直到最近,随着批判性动物研究的兴起,玛丽·雪莱的《弗兰肯斯坦》才开始充分公正地对待弗兰肯斯坦生物的混合性质,正如维克多告诉我们的那样,它是用“屠宰场”和“解剖室”中发现的材料建造的。然而,即使是动物研究学者也认为这种生物的大脑是“人类”的,因为雪莱的文本中没有任何支持的证据。在这里,艾伦·理查森将这种生物的可怕影响追溯到19世纪初发酵的双重焦虑,这两种焦虑在雪莱时代的脑科学和对它的公开反应中都有充分的记载。首先,在自然史、比较解剖学和生理学,甚至在疫苗接种争议等领域,人与动物之间的界限变得明显地模糊起来。其次,一种关于本能和先天心理倾向的新论述开始与创造论和对人类心理的白板描述相竞争——这一发展进一步侵蚀了人类和动物之间的界限。《弗兰肯斯坦的创造物》,一个真正的怪物混合体,既体现了这些焦虑,又夸大了它们,作为一个完全物质的,但理性的类人实体,有身体部位,也许还有神经器官和本能,可以追溯到动物。
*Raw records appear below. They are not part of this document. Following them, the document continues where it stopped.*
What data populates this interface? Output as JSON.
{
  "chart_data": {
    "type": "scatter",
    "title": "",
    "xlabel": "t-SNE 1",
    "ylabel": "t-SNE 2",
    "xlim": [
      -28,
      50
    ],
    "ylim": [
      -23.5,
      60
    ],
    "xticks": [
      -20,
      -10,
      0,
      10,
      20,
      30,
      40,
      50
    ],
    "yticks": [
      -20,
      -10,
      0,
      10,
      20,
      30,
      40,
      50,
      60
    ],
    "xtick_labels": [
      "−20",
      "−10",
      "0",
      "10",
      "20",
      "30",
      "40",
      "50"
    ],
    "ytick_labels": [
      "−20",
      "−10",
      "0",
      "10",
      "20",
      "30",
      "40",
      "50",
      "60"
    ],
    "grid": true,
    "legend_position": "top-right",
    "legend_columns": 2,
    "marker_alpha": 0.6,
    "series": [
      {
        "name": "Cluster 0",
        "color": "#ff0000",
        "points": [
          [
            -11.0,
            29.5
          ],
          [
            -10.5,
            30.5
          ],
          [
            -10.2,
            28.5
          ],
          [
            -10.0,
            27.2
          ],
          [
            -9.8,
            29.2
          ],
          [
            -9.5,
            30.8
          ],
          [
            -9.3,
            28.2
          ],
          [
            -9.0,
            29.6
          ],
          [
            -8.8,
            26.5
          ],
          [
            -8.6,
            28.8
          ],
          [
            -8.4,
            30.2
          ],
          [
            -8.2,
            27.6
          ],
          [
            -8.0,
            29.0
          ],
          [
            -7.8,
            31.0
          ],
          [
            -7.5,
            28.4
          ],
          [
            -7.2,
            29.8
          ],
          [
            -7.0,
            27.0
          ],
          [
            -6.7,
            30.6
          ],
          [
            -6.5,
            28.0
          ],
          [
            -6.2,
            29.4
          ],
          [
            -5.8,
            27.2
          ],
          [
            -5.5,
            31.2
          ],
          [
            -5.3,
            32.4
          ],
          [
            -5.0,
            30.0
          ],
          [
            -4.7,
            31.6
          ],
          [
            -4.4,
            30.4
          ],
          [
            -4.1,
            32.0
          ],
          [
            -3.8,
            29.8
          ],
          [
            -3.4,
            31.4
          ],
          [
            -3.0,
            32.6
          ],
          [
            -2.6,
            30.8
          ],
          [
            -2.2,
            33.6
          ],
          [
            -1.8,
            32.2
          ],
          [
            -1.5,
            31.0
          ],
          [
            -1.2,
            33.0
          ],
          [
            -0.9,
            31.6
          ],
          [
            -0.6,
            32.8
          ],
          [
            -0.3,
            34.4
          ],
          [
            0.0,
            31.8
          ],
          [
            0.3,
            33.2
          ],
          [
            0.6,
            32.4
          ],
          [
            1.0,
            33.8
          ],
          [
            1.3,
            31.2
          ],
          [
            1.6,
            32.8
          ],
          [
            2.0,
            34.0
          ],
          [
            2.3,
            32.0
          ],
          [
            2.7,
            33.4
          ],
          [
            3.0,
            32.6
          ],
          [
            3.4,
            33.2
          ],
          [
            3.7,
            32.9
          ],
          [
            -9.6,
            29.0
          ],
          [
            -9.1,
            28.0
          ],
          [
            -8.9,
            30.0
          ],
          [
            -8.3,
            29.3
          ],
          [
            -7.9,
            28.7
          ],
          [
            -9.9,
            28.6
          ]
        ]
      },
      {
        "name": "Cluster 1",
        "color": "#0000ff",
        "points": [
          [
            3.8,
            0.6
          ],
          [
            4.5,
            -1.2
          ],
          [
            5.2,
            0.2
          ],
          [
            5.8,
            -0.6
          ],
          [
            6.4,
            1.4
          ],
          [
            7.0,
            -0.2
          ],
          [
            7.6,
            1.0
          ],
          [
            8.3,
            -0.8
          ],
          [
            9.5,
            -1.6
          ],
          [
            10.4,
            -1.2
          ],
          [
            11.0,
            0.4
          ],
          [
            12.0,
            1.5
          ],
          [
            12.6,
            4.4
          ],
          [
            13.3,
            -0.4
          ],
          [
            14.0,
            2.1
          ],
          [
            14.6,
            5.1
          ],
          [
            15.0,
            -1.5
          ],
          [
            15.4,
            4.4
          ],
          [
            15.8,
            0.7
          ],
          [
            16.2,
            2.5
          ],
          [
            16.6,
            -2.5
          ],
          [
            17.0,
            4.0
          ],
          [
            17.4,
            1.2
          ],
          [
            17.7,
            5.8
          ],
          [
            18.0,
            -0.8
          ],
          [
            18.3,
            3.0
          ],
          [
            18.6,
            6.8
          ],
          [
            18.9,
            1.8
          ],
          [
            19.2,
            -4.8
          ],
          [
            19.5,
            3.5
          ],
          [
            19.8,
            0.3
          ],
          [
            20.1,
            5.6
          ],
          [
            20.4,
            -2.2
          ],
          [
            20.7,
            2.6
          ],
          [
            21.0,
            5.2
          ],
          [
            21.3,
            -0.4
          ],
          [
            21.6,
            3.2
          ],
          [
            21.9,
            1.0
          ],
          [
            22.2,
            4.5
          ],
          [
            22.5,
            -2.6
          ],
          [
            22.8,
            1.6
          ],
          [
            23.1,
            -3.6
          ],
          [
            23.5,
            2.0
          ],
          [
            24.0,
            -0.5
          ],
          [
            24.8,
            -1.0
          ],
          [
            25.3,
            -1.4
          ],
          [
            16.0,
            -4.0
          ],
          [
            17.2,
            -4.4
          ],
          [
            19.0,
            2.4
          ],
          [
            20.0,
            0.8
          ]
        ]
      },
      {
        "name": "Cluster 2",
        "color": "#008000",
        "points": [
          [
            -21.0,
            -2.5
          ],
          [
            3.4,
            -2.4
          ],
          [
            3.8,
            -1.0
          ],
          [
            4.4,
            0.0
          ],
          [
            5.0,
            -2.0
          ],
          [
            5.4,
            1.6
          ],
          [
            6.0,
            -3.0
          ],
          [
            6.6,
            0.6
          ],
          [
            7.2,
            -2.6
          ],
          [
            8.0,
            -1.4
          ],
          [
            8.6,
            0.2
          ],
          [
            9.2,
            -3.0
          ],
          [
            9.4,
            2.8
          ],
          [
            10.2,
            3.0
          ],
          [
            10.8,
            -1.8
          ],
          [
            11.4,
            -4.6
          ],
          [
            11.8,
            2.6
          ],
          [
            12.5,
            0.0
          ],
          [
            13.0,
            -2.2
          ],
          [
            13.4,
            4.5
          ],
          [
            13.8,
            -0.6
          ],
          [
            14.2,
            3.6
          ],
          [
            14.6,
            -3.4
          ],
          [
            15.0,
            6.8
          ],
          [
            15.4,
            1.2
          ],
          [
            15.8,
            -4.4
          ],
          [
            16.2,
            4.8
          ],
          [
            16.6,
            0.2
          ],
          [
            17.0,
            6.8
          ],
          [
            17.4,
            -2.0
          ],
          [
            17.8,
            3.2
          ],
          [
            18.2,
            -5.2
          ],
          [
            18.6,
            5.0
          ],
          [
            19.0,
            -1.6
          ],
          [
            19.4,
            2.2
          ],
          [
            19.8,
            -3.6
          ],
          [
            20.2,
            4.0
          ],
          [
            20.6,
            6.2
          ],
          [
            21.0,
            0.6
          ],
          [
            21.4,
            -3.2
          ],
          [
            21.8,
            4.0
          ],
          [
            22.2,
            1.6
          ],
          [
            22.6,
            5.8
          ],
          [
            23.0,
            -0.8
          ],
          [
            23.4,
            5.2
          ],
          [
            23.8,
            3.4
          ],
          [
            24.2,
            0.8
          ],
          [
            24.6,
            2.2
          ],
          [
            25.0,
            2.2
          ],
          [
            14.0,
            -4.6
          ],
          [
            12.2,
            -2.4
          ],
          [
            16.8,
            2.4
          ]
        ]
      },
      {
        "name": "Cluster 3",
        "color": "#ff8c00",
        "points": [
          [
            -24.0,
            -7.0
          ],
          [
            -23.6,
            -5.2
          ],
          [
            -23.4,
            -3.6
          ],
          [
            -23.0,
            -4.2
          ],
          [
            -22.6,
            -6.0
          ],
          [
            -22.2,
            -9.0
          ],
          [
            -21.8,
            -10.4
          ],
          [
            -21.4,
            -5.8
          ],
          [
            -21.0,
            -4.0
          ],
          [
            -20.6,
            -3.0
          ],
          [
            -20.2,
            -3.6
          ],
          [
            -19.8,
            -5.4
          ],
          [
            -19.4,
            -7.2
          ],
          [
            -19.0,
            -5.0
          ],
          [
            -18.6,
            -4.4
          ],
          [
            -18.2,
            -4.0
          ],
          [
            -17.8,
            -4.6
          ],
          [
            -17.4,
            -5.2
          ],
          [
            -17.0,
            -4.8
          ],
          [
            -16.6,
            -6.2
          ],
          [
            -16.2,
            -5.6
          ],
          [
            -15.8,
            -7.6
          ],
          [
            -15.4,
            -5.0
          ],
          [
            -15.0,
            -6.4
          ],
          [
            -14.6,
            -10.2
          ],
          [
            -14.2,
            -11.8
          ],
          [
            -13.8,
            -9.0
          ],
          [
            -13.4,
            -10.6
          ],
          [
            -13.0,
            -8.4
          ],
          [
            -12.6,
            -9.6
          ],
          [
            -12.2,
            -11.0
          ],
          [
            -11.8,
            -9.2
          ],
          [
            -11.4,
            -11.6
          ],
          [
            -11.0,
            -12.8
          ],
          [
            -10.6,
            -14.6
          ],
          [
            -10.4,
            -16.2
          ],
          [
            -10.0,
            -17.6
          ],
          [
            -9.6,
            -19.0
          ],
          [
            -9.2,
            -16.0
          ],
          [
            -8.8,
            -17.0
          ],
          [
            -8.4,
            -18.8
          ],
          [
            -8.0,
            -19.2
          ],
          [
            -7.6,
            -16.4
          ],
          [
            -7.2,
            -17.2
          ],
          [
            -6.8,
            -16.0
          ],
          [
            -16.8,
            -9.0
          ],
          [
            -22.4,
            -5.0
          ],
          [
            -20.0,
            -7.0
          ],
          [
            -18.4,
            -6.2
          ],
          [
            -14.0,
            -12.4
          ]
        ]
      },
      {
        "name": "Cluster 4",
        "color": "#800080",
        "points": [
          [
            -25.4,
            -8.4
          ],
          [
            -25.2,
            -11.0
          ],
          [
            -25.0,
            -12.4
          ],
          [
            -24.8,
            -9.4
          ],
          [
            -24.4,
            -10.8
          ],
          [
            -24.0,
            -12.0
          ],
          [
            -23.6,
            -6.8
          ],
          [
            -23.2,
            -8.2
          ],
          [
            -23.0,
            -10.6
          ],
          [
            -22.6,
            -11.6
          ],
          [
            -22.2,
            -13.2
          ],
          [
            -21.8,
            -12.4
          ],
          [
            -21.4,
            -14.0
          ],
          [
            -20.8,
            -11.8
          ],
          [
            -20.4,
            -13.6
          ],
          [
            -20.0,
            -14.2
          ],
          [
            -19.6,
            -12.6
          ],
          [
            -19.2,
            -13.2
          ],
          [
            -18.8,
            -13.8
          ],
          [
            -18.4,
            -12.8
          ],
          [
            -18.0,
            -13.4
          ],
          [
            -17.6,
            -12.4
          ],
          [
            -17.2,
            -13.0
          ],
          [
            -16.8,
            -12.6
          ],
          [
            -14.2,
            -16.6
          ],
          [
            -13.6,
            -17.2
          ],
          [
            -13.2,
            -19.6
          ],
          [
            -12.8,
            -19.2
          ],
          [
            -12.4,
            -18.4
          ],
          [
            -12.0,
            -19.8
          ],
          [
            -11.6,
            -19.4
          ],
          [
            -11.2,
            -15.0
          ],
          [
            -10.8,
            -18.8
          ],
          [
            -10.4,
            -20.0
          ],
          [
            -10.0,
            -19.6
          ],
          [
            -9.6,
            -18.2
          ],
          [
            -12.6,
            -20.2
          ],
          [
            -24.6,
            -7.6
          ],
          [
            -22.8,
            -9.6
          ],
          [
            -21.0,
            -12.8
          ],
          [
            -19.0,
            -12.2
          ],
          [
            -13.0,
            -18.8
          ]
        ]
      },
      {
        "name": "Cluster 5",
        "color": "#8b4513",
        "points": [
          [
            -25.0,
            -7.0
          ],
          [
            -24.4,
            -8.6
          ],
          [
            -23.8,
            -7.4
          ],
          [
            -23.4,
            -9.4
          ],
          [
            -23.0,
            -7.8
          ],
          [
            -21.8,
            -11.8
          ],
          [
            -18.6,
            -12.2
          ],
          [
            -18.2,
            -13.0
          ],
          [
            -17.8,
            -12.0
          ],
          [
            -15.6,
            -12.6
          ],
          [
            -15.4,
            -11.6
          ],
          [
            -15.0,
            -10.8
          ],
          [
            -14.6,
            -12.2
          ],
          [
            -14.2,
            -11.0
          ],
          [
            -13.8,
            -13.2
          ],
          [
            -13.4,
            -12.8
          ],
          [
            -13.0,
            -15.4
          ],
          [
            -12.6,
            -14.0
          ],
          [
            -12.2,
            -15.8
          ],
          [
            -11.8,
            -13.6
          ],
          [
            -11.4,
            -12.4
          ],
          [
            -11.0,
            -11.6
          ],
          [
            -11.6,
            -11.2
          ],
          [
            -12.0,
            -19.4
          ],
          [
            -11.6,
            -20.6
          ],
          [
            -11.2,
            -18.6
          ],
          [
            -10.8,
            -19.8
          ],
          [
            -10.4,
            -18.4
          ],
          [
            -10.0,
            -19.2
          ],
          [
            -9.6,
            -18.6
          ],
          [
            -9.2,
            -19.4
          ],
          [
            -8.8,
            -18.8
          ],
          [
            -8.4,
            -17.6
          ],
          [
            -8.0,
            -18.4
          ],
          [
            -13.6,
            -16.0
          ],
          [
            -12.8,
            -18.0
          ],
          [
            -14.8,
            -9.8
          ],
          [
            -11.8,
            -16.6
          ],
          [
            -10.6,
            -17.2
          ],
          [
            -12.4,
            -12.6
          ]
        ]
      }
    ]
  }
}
本文章由计算机程序翻译,如有差异,请以英文原文为准。
Wild Minds: Frankenstein, Animality, and Romantic Brain Science
abstract:Only recently, with the rise of critical animal studies, have readings of Mary Shelley’s Frankenstein begun to do full justice to the hybrid nature of Frankenstein’s Creature, constructed (as Victor tells us) from materials found in the “slaughter-house” as well as the “dissecting room.” Yet even animal-studies scholars view the Creature’s brain as “human,” in the absence of any supporting evidence from Shelley’s text. Here, Alan Richardson traces the Creature’s horrific effect to dual anxieties that came to ferment during the early nineteenth century, both of them amply documented in the brain science of Shelley’s era and in published reactions to it. First, the line between human and animal was becoming notably porous, in natural history, in comparative anatomy and physiology, and even in such areas as the controversy over vaccination. Second, a new discourse of instinctive and innate mental tendencies had come to compete with both creationist and tabula rasa accounts of the human mind—a development that further eroded the border between human and animal. Frankenstein’s Creature, a literally monstrous hybrid, both embodies these anxieties and exaggerates them, as a fully material and yet rational humanoid entity with body parts, and perhaps neural organs and instincts, traceable to animals.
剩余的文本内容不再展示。